Baseball Saved Us book review

Title of the Book: Baseball Saved Us 
 Author Name: Ken Mochizuki 
Publisher: Lee & Low Books
 Date of Publication:1993 
 Rating: 1-5 Stars ⭐⭐⭐⭐⭐ 

The book I read was “Baseball Saved Us “ by Ken Mochizuki. This book was pretty interesting and had a cool perspective. The perspective used was a Japanese-American boy who was moved to the Detainment Camps during WWII in America. One day his father decided to make a baseball field. Soon everyone started helping out and they had a baseball field. The boy played baseball but was short so he wasn’t good. He ends up winning a game-winning ball because the man in the guard tower was looking at him and he wanted to impress him. He then came back home where people didn’t like him. He started playing baseball again and was called bad words like “Jap” from the crowd who didn’t like him. He ends up winning a huge game-winning homer to win the game. There is a lesson you can learn from the story's plot. What you look like doesn’t make you worse or better than anybody else. It only matters how hard you work to meet your goals. The Japanese boy was called Jap and other bad words but still he performed great and maybe even better than others. 

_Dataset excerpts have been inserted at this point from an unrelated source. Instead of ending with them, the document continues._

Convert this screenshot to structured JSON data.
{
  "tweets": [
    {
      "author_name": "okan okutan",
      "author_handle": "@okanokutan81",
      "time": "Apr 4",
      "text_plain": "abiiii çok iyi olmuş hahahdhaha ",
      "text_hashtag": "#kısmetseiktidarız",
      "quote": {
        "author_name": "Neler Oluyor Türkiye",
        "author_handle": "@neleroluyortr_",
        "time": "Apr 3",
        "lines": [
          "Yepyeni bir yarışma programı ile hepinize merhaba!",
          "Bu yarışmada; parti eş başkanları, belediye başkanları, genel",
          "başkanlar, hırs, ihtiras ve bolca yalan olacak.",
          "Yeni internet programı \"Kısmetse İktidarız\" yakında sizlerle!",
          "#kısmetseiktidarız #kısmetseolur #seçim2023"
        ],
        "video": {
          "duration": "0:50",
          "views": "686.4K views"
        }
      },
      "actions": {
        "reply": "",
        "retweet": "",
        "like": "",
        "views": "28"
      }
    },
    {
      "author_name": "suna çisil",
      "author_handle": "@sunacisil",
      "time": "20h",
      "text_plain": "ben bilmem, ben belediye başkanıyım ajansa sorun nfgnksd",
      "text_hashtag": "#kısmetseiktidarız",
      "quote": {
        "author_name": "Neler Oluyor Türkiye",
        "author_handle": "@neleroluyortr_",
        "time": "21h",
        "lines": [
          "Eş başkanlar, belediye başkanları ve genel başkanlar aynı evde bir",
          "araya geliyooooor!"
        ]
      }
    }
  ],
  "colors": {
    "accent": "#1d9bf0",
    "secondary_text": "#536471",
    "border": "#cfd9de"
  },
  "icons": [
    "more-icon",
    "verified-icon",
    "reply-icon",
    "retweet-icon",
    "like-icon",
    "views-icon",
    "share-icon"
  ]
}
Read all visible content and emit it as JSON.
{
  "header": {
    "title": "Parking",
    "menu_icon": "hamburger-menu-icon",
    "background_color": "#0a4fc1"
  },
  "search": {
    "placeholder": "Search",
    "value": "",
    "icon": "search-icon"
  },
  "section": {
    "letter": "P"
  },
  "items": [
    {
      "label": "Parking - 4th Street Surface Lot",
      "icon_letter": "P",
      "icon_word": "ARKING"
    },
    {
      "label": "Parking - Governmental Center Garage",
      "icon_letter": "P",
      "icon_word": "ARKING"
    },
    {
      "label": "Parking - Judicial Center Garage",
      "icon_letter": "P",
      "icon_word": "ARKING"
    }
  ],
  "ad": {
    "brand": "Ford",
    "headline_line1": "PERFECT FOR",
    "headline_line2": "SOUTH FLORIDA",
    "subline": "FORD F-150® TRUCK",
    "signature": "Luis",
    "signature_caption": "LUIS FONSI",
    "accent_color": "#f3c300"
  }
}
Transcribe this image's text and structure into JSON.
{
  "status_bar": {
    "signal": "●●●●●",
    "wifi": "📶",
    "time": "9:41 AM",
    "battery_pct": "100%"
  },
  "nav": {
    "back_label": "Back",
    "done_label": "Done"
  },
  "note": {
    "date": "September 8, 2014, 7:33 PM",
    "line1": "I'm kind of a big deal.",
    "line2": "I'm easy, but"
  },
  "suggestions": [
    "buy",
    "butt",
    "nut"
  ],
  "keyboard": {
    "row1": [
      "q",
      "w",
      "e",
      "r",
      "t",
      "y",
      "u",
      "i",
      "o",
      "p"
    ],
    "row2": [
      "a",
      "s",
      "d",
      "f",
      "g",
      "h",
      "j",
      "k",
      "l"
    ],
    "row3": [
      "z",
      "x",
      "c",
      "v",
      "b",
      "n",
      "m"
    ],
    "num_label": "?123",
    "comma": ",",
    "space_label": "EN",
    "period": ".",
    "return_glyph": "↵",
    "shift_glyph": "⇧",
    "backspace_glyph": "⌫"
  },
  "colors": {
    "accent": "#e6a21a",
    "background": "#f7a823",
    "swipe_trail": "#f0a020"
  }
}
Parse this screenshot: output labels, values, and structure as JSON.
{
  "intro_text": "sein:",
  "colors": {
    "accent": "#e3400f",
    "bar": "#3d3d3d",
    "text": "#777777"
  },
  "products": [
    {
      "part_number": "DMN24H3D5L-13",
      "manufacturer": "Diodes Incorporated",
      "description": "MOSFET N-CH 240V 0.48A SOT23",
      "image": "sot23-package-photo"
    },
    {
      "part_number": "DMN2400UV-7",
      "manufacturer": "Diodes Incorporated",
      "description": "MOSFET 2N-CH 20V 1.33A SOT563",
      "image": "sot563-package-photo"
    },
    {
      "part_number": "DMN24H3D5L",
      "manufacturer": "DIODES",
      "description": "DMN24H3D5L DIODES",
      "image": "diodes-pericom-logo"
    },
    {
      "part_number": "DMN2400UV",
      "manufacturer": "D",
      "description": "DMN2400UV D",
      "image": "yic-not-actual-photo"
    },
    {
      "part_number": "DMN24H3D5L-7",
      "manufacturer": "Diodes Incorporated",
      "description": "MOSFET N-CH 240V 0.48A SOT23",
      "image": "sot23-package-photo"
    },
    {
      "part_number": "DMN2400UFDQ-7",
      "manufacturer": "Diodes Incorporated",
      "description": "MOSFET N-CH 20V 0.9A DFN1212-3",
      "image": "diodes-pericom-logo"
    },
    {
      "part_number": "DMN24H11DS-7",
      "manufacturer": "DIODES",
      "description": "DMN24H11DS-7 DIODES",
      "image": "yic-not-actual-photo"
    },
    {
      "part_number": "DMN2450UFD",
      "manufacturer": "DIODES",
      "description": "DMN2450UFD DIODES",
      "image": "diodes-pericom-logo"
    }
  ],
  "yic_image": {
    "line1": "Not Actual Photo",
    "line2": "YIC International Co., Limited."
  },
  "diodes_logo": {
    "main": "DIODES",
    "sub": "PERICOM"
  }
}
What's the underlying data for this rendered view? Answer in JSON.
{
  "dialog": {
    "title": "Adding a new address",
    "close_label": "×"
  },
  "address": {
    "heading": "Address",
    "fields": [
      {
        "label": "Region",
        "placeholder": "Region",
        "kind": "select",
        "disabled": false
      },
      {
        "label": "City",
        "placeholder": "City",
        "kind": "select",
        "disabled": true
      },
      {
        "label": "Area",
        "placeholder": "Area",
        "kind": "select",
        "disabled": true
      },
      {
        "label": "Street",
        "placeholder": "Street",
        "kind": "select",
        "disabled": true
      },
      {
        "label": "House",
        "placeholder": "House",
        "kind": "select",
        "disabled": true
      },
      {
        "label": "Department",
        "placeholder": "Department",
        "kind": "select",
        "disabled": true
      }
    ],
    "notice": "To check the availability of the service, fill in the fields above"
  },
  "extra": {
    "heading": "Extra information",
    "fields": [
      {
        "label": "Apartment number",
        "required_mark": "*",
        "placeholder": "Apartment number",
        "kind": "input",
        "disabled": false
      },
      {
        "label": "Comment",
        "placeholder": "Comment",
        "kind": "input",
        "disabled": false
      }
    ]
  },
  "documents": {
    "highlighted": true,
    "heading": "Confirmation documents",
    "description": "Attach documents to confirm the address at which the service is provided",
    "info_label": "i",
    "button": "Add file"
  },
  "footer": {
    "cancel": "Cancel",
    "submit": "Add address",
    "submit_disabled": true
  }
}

The color scheme was just brown and kind of looked dirty. It showed the emotion of feeling dirty because you're being detained in a dirty camp. It also shows that gritty feeling of being in the desert with the sandstorms and other terrible weather. If I had to rate this book I would rate it a 4.5 out of 5. This is because its a pretty unusual perspective with the drawing and being very interesting, bringing out a lot of emotion of what it would be like to be in that dark situation and making the best out of it. One downside was that it was too short.